There was a time when everyone used pay phones. Late for a meeting? Drop in a quarter. Need to check in with mom? Find the nearest phone booth. Stuck with no change at the mall? Call home collect for a ride.
Today, the once ubiquitous pay phone has become a relic of the pre-cell phone era. Fewer and fewer public pay phones can be found.
There were once 14 on Mercer Island, located throughout the Town Center, at schools and community centers. Now there are less than 10. Can you name their locations?
The Reporter, on a quest to find the Island’s remaining pay phones, set off on a scavenger hunt for the classic old haunts. What we discovered — and what we didn’t — may surprise.
According to Cindy Berquist, representative of FSH Communications, which opperates the Island’s pay phones, there are 14 public phones listed in the company database. This is down from 38 in 2003.
Berquist said that the majority of Island phones are located throughout the Town Center: the Shell gas station, Tabit Square, Walgreens, the South-end RiteAid. Others can be found in public venues: City Hall, Youth Theatre Northwest, the Community Center, the library, Mercer Island High School, Islander Middle School and St. Monica Catholic School. There is also a phone at Farmers New World Insurance and Mercer Island Care and Rehabilitation.
However, the Reporter discovered that FSH’s data is outdated. In fact, there are only nine pay phones remaining on Mercer Island. The phone that used to be in the library foyer, for instance, was removed a few years ago.
“Everybody has cell phones these days, so it wasn’t needed,” said librarian Anne Clarke. “If kids need to make a call, we offer our land lines.”
The pay phone in the gym at Islander Middle School, once busy with teenagers calling home for rides after school or gossiping girls at Friday night dances, is nothing more today than an empty space on the wall.
According to an IMS secretary, who wished to remain anonymous, the phone was removed a few years ago because “kids were using it to prank dial 911.”

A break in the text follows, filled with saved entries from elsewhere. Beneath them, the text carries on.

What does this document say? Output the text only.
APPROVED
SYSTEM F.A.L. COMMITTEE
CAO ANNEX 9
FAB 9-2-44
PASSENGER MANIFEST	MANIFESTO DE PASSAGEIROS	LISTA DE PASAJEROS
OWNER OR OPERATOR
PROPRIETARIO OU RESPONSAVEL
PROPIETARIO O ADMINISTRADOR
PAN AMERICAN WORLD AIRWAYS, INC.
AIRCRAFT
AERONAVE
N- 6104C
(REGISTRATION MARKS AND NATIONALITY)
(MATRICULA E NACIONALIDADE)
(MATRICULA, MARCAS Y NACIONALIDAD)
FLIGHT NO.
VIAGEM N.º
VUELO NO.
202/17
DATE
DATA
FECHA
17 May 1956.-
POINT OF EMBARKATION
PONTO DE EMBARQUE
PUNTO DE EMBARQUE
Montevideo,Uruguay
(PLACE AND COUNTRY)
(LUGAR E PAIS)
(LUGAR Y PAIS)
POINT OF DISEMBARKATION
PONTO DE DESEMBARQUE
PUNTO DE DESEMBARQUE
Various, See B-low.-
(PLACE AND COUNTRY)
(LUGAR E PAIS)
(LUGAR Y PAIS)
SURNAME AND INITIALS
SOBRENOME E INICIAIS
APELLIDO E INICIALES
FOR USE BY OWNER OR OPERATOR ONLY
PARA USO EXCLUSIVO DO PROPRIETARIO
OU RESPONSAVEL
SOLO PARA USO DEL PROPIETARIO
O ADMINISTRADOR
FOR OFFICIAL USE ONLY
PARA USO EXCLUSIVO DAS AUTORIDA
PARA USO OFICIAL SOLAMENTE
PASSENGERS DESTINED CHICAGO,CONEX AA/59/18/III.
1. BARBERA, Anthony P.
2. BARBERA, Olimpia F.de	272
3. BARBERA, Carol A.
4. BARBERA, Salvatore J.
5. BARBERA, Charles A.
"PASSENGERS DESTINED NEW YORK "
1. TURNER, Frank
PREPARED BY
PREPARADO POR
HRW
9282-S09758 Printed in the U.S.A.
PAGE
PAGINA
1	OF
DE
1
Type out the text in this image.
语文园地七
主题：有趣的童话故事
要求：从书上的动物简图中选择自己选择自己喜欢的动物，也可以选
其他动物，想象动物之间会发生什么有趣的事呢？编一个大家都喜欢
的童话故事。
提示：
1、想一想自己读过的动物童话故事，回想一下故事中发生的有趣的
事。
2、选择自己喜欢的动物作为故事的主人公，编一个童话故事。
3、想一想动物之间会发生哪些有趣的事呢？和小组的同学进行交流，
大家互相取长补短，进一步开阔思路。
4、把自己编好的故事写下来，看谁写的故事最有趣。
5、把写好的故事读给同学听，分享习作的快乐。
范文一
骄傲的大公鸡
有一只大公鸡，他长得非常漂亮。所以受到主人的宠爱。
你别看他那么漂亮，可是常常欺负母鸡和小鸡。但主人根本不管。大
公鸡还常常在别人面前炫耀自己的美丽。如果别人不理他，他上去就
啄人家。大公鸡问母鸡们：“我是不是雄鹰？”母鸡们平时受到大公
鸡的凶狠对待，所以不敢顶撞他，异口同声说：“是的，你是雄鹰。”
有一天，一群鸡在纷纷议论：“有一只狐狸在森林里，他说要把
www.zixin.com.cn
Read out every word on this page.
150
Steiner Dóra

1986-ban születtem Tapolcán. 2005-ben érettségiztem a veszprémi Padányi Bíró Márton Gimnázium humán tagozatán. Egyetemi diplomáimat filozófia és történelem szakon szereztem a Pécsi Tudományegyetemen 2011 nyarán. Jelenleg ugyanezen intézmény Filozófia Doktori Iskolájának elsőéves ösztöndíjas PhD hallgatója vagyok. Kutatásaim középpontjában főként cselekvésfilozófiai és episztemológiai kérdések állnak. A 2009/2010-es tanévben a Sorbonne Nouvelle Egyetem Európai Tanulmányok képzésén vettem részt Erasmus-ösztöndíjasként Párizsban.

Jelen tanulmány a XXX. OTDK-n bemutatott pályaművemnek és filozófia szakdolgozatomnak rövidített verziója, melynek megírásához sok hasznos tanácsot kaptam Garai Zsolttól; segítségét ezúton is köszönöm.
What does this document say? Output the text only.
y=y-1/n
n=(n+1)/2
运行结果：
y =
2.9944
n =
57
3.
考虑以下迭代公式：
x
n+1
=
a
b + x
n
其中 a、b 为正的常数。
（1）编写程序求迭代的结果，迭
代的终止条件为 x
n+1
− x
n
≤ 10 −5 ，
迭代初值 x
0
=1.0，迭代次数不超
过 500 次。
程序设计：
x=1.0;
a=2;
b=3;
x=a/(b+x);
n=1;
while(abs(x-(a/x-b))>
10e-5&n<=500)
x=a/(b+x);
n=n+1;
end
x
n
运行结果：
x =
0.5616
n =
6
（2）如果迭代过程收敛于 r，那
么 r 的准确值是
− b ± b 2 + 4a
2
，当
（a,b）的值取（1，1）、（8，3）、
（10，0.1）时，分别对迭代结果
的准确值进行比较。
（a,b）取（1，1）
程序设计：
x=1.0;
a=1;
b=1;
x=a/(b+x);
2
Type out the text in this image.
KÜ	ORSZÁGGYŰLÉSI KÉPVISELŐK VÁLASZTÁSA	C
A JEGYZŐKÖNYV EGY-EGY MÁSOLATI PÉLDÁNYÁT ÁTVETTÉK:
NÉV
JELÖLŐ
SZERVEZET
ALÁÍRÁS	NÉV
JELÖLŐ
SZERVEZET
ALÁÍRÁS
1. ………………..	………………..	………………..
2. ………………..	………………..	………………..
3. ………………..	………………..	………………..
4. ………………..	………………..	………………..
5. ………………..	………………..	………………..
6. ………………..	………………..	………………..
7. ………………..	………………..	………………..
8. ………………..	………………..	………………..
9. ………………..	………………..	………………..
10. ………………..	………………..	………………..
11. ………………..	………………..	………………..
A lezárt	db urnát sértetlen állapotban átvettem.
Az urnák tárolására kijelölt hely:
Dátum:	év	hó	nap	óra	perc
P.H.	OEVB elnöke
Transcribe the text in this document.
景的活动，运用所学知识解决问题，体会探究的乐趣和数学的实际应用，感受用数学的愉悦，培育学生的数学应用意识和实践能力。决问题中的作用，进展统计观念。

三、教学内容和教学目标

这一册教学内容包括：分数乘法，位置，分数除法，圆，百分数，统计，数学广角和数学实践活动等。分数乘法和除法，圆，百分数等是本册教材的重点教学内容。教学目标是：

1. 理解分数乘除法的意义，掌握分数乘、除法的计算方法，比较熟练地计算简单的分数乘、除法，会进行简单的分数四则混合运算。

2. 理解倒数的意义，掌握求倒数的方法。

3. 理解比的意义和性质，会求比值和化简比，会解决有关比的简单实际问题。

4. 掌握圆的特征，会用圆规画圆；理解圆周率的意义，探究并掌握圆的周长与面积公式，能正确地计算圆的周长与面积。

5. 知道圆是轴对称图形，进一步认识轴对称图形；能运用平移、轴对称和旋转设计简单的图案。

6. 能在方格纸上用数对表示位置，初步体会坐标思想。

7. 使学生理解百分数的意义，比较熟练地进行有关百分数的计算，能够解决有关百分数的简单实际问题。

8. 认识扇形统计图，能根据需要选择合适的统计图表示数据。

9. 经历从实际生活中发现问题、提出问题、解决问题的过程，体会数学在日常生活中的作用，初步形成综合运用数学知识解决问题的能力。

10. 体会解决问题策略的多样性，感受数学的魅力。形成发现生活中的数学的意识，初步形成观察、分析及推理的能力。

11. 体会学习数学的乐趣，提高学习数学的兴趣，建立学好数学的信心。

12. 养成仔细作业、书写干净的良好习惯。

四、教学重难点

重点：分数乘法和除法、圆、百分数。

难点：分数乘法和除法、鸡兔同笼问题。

The Community Center at Mercer View pulled its pay phone out when they rebuilt the building in 2005 and never replaced it.
St. Monica Catholic School also got rid of its campus pay phone — just three months ago, in fact.
Mercer Island High School, however, still has a public phone, although the service it provides is questionable.
“The last thing I heard, the pay phone outside the gym was messed up. I’m not sure if the phone company fixed it or not,” said MIHS secretary Jean Field. “Most kids just come into the office and use our phone.”
Walk through the Town Center, and you’ll be hard pressed to find the once iconic blue booths. Yet there are a few.
The pay phone in Tabit Square, however, has apparently evolved into a public ashtray. While watching and waiting (and waiting, and waiting) near the phone on March 11, not one person stopped by to make a call. But two Tabit Square employees used the graffiti-covered pay phone’s ash tray during their smoking break.
And the busiest pay phone on the Island? The ivy-overgrown booth — the only actual phone booth on the Island — in the back parking lot of the Shell service station on S.E. 28th Street.
According to Shell employee A.J. Aljabii, the phone gets used two or three times a day; enough to keep it around for another few years or so.
Although abandoned throughout the year, pay phones are extremely helpful during a natural disaster. The December wind storm of 2006, which knocked out Island power and cell phone service for days, left many Islanders with no other choice but to find the nearest pay phone.
Despite the slow extinction of Mercer Island’s pay phones, Berquist believes they will not disappear from society completely.
“We hope they’ll always be around,” she said. “Believe it or not, there are people without cell phones. For people of some economic levels, the pay phone is their only source. They can talk four minutes for a dollar.”
But whether this demand — on affluent Mercer Island — keeps our remaining pay phones alive, only time will tell.